10% by weight of the photoresist polymer (a / b / c = 40/40/20, unit: mol%) represented by Chemical Formula 5 to confirm the effect of improving the line edge roughness (LER) of the salt for acid-diffusion control, 3.5 parts by weight of triphenylsulfonium nonaplate (TPS-NF) based on 100 parts by weight of the polymer, 0.2% by weight of trioctylamine (TOA) as a basic compound and propylene glycol monomethyl ether acetate (PGMEA) as the remaining solvent Using to prepare a photoresist composition. Here, 0.5 parts by weight and 1 part by weight of the acid-diffusion adjusting salts prepared in Examples 1-1 to 1-12 were added to 100 parts by weight of the polymer, respectively. After coating the prepared photoresist composition on a substrate with a thickness of 2700Å, using a ASML 1100 equipment (0.75 NA), a 1: 1 line / space (L / S) pattern having a line width of 90nm was formed (SOB, PEB = 120 ° C./60 seconds), at which time the LER value was measured using Hitachi SEM (S8820), and the results are shown in Table 2 (Examples 2-1 to 2-12). In addition, the same experiment was performed without adding the acid-diffusion adjusting salt, and the LER value was measured, and the results are shown together in Table 2 (Comparative Example 1).

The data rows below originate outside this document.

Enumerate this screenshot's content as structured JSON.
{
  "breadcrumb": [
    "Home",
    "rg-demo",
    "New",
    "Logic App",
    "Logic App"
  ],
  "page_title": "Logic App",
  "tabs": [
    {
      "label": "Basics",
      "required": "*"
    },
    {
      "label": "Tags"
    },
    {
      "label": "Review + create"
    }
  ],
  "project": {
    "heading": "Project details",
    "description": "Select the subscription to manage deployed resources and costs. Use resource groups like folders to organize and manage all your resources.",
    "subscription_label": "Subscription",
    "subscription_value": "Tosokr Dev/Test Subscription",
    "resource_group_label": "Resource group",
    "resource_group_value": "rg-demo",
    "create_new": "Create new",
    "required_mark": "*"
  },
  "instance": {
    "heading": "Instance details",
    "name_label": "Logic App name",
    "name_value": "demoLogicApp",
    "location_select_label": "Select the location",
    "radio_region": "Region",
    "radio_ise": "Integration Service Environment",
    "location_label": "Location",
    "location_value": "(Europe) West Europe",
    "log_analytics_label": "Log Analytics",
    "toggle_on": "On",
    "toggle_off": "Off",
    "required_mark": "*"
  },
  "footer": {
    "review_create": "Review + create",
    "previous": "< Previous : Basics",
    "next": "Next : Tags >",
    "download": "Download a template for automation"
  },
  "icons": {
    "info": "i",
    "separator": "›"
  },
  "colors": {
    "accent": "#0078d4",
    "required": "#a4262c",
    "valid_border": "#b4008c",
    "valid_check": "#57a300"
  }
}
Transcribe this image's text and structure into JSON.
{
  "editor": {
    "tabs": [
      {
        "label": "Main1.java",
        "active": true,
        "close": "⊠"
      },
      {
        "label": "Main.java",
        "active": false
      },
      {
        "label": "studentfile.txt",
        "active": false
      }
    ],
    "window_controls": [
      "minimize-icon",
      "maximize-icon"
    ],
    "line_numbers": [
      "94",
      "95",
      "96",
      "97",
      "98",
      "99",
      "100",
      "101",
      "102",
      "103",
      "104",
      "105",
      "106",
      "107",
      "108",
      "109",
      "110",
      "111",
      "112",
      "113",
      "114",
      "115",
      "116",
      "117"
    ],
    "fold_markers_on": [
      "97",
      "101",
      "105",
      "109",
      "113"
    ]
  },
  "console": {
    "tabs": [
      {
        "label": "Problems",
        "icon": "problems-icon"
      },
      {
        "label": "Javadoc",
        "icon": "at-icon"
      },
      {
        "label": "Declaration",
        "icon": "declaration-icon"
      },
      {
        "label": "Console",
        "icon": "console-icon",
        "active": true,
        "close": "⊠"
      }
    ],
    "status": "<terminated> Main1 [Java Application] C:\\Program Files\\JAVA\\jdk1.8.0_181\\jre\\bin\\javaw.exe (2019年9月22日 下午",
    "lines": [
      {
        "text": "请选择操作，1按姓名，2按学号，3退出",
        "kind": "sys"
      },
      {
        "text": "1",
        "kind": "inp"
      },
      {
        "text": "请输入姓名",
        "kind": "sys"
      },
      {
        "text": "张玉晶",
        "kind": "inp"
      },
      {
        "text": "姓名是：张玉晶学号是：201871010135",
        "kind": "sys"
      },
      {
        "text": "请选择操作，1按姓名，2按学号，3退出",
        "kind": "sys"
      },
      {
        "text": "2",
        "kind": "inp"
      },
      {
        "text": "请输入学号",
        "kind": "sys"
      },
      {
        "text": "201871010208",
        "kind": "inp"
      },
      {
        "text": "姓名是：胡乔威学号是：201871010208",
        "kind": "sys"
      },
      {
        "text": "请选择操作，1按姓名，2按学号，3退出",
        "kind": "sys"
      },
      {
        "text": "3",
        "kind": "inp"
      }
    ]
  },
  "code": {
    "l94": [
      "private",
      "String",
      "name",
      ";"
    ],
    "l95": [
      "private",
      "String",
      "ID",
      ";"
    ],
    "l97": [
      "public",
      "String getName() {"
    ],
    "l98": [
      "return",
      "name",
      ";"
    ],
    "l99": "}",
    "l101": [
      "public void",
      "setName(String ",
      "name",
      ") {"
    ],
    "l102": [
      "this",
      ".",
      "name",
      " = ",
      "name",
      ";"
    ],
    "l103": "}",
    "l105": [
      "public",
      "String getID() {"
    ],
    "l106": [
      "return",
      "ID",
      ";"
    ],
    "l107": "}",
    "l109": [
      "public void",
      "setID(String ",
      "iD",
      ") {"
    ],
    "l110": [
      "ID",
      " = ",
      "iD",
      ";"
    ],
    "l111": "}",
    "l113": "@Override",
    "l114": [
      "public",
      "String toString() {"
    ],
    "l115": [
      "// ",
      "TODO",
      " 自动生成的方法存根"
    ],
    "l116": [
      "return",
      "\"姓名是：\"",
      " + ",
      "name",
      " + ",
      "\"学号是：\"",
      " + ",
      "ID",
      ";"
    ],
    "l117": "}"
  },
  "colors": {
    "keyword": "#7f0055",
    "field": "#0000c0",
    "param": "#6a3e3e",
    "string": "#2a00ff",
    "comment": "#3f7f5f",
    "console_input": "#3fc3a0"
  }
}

Acid-Diffusion Control Salts Usage (part by weight) LER value (nm) Pattern shape Comparative Example 1 none none 9.8 right angle Example 2-1 Formula 2a 0.5 5.4 right angle Example 2-1 Formula 2a One 4.3 right angle Example 2-2 Formula 2b 0.5 6.2 right angle Example 2-2 Formula 2b One 5.8 right angle Example 2-3 Formula 2c 0.5 6.6 right angle Example 2-3 Formula 2c One 6.0 right angle Example 2-4 Formula 2d 0.5 6.4 right angle Example 2-4 Formula 2d One 6.1 right angle Example 2-5 Formula 2e 0.5 5.0 right angle Example 2-5 Formula 2e One 4.2 right angle Example 2-6 Formula 2f 0.5 6.2 right angle Example 2-6 Formula 2f One 5.9 right angle Example 2-7 Formula 2g 0.5 6.7 right angle Example 2-7 Formula 2g One 5.9 right angle Example 2-8 Formula 2h 0.5 6.6 right angle Example 2-8 Formula 2h One 6.0 right angle Example 2-9 Formula 2i 0.5 4.5 right angle Example 2-9 Formula 2i One 4.0 right angle Example 2-10 Formula 2j 0.5 5.8 right angle Example 2-10 Formula 2j One 5.2 right angle Example 2-11 Formula 2k 0.5 6.0 right angle Example 2-11 Formula 2k One 5.7 right angle Example 2-12 Formula 2l 0.5 6.2 right angle Example 2-12 Formula 2l One 5.4 right angle

From Table 2, it can be seen that when using the acid-diffusion control salt according to the present invention, the LER can be effectively improved, and the shape of the pattern is formed into a rectangle.

Claims (6)

An acid-diffusion adjusting salt represented by the following Chemical Formula 1 as one of the components constituting the photoresist composition.  [Formula 1]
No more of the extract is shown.